DEC Begins Emergency Rule-Making for Hydrilla Infestation Treatment

The New York State Department of Environmental Conservation adopted an emergency rule to allow for herbicide treatment to combat hydrilla, an invasive plant species that has plagued parts of the Cayuga Inlet since last summer, the agency announced today.

"Immediate action is necessary to stop the spread of hydrilla to preserve native plants and indigenous aquatic ecosystems throughout New York state," said DEC Commissioner Joe Martens. "By amending the regulation to allow the use of fluridone pellets, DEC is helping control the infestation of a destructive species that threatens the Finger Lakes economy and habitat."

The emergency regulation allows the use of fluridone pellets in waters less than two feet deep for 90 days. Upon expiration, DEC intends to renew the temporary, emergency regulation until a permanent rule is in place. The rule amends 6 NYCRR 326.2(b)(4)(ii), which prohibits the application of fluridone pellet formulations in waters less than two feet deep.

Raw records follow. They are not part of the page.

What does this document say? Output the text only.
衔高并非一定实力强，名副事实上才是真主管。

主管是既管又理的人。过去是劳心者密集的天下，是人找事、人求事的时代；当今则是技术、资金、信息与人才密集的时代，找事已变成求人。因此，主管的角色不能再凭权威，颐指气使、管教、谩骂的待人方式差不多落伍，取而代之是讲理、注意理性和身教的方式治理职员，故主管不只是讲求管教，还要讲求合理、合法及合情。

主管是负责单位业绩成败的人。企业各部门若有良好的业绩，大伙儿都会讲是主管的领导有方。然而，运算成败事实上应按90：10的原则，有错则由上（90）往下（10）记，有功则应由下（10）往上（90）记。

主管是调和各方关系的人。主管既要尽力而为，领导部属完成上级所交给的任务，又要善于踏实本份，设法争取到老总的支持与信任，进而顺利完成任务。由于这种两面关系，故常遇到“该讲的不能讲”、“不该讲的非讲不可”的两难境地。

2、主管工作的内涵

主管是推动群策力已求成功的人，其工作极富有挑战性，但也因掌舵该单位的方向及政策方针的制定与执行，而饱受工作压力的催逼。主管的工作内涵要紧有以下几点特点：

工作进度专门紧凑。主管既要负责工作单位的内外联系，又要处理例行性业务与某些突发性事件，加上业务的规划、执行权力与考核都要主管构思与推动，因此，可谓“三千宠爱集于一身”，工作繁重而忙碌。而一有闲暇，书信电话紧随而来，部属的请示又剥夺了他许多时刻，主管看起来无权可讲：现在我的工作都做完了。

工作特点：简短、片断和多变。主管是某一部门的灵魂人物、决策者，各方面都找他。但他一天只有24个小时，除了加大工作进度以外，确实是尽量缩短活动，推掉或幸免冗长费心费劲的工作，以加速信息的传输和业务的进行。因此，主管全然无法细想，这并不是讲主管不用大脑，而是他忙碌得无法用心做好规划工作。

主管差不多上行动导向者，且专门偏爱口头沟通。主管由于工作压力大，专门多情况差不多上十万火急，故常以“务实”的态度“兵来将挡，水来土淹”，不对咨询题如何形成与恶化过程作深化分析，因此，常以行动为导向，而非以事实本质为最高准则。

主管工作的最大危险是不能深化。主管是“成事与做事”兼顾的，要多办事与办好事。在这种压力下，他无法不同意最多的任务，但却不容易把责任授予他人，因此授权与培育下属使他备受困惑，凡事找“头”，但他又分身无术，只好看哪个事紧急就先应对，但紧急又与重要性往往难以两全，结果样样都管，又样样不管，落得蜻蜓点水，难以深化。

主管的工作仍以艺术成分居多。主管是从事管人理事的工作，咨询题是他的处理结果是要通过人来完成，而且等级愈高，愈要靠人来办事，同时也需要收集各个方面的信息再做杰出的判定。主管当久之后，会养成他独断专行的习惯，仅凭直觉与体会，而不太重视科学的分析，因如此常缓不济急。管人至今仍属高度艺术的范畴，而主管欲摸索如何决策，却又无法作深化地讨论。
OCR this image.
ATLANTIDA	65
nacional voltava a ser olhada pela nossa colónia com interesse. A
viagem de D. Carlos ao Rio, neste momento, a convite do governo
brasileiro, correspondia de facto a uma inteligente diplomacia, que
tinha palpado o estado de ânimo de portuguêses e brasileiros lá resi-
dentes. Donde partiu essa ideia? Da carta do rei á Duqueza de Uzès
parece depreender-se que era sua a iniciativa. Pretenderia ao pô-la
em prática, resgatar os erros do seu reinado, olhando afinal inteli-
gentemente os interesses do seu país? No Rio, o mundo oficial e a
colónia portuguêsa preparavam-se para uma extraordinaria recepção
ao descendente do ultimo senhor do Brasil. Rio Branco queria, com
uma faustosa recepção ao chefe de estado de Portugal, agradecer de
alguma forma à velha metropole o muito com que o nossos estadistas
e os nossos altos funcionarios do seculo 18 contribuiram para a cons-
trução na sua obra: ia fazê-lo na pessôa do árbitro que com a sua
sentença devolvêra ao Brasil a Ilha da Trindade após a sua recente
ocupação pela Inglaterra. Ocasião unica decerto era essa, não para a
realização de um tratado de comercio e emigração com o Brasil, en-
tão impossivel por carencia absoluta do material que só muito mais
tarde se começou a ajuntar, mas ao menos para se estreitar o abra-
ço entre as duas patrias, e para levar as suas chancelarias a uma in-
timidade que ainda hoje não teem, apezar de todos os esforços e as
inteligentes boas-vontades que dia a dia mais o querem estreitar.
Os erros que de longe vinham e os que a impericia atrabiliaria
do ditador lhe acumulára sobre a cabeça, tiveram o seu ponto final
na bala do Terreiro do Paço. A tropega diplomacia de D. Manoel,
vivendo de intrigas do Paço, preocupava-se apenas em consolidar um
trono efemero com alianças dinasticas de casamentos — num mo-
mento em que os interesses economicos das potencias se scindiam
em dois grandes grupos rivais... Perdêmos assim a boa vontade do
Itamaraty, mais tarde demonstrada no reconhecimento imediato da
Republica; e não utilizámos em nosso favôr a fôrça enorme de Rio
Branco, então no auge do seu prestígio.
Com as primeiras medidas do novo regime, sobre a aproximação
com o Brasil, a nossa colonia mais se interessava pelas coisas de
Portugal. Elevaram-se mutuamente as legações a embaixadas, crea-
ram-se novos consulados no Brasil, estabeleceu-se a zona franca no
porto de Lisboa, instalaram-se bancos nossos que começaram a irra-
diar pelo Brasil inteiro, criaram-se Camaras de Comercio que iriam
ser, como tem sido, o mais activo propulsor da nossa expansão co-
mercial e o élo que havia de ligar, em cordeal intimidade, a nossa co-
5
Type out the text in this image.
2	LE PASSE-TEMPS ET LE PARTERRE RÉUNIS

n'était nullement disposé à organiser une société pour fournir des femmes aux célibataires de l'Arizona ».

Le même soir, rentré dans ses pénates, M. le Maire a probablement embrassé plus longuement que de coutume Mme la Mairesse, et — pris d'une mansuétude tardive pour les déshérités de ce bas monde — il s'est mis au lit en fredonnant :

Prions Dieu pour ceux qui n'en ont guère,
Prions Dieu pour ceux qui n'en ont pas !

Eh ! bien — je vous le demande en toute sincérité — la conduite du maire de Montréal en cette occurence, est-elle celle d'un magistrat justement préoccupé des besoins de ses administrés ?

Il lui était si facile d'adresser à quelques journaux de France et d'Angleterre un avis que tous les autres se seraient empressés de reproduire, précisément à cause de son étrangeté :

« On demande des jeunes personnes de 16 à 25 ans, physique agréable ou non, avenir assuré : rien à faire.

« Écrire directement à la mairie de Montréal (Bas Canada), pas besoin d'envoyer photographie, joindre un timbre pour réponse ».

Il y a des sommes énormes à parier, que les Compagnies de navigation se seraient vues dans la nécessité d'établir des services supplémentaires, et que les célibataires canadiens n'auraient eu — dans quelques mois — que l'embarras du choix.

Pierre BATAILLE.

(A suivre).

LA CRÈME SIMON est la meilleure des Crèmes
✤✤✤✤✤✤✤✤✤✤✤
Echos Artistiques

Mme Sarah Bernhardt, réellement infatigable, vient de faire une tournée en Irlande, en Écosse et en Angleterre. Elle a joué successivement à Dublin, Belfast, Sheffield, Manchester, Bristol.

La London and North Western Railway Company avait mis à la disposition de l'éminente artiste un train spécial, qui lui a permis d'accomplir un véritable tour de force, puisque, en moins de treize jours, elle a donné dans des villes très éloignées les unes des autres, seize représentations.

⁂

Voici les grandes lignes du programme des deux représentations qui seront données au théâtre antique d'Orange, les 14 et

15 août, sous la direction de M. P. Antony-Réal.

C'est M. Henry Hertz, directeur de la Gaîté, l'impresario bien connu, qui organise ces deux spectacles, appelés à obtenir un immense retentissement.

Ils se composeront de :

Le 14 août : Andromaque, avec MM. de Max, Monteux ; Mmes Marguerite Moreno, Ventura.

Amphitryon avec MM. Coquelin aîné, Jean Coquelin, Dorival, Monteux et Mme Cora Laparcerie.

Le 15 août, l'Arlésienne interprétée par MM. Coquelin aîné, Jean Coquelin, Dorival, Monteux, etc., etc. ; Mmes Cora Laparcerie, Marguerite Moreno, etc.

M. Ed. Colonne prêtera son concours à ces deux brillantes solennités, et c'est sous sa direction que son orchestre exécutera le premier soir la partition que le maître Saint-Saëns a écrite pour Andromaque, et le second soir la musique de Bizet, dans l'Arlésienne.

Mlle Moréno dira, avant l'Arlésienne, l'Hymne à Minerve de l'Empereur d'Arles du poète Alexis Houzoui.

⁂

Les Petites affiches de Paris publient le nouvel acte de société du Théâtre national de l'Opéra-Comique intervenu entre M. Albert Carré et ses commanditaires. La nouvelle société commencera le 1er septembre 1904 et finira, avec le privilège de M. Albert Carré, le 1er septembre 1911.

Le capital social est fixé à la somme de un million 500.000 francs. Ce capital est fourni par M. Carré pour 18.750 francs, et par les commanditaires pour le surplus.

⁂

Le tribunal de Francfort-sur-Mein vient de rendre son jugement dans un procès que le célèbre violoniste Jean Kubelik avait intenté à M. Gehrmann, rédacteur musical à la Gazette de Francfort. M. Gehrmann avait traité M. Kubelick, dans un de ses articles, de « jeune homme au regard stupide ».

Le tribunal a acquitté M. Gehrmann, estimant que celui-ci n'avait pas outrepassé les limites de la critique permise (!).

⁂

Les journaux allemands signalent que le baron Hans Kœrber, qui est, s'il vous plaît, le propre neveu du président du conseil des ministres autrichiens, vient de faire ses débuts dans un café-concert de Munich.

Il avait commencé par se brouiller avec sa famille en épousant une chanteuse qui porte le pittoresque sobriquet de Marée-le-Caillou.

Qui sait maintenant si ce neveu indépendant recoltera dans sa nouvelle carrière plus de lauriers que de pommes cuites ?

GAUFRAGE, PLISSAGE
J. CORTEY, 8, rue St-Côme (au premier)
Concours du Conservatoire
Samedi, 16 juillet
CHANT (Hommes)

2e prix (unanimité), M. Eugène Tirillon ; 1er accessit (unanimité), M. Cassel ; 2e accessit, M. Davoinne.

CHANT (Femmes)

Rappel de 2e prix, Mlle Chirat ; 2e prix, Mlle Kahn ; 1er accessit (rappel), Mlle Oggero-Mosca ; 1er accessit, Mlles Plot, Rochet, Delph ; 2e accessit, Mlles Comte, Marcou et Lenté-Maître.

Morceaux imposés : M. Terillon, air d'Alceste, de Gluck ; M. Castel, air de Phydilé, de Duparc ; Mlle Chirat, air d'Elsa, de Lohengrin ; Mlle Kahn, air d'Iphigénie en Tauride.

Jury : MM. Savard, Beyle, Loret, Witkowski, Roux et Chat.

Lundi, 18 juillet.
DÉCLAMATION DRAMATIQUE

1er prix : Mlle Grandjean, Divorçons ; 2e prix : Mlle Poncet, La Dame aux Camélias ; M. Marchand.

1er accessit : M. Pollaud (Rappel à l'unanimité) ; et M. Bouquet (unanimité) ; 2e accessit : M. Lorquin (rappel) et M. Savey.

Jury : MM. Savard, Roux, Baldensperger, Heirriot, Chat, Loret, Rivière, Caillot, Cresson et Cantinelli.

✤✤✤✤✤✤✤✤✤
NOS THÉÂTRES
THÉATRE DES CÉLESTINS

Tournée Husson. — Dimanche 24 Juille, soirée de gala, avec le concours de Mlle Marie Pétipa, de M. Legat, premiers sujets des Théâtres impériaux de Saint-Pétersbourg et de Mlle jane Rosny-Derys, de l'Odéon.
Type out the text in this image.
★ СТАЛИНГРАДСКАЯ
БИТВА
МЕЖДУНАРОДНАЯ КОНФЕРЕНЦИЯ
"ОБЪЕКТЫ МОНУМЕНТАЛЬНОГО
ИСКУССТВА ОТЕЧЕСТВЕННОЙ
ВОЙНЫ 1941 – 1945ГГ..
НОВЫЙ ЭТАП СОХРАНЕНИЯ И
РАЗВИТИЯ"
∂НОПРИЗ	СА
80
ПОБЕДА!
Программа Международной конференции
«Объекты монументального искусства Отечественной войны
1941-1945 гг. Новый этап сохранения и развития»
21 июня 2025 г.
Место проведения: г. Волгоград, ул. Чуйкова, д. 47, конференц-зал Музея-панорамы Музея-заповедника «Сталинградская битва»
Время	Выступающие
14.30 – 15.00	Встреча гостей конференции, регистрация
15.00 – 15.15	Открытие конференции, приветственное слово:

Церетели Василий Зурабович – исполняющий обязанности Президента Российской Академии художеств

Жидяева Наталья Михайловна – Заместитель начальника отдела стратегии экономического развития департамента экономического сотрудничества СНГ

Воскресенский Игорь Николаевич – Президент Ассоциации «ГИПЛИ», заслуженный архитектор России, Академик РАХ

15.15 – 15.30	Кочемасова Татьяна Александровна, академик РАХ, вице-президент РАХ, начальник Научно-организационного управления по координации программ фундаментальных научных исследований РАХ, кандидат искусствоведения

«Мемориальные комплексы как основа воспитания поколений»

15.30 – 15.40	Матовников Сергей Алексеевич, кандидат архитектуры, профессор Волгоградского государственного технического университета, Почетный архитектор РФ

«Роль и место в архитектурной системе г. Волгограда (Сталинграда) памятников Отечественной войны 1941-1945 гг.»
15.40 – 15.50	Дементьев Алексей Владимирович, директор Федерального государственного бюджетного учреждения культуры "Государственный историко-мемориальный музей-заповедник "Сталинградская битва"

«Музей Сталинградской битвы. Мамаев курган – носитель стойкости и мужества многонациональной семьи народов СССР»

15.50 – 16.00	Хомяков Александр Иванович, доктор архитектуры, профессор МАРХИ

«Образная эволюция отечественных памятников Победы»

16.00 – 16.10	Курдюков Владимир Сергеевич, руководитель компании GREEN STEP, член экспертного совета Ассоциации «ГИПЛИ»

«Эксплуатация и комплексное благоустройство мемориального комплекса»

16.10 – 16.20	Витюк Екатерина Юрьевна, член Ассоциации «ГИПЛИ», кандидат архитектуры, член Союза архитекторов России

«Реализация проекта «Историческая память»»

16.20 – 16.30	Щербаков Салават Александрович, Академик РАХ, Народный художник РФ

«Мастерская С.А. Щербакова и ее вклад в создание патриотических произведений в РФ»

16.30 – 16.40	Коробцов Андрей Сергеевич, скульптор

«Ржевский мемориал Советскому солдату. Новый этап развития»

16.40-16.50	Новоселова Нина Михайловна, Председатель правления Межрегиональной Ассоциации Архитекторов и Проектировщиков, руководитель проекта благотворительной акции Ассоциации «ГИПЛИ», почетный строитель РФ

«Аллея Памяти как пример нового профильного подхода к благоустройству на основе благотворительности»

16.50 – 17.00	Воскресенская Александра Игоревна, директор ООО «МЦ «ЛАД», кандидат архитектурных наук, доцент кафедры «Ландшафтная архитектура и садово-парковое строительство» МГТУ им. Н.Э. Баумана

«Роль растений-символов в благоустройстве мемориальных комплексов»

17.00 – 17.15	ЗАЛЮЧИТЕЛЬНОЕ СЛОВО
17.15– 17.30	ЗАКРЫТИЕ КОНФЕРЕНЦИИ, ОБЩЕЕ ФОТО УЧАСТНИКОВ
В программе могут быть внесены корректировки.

Hydrilla is considered to be among the most invasive aquatic plants in North America, and has resulted in significant ecological, recreational and economic impacts in other regions of the country. Its biological traits enable it to out-compete native species and dominate aquatic ecosystems due to its ability to grow in a variety of environmental settings and to propagate and spread from fragments, turions (overwintering buds) and tubers (reproductive structures attached to plant rhizomes).

Hydrilla and other aquatic plants move easily between waters on boats and trailers. The latest infestation is near the Allen Treman Marine State Park and several private boatyards, which greatly increases the risk of spread. Cayuga Inlet and Cayuga Lake are part of New York's historic Erie Canal system which connects the Finger Lakes, Great Lakes and the Mohawk and Hudson rivers. This infestation poses an extreme threat to the local economy and to aquatic ecosystems far beyond Cayuga Lake. Prior to this discovery, the only other known locations were small, isolated occurrences on Long Island and in Orange County where the risk of spread is greatly reduced.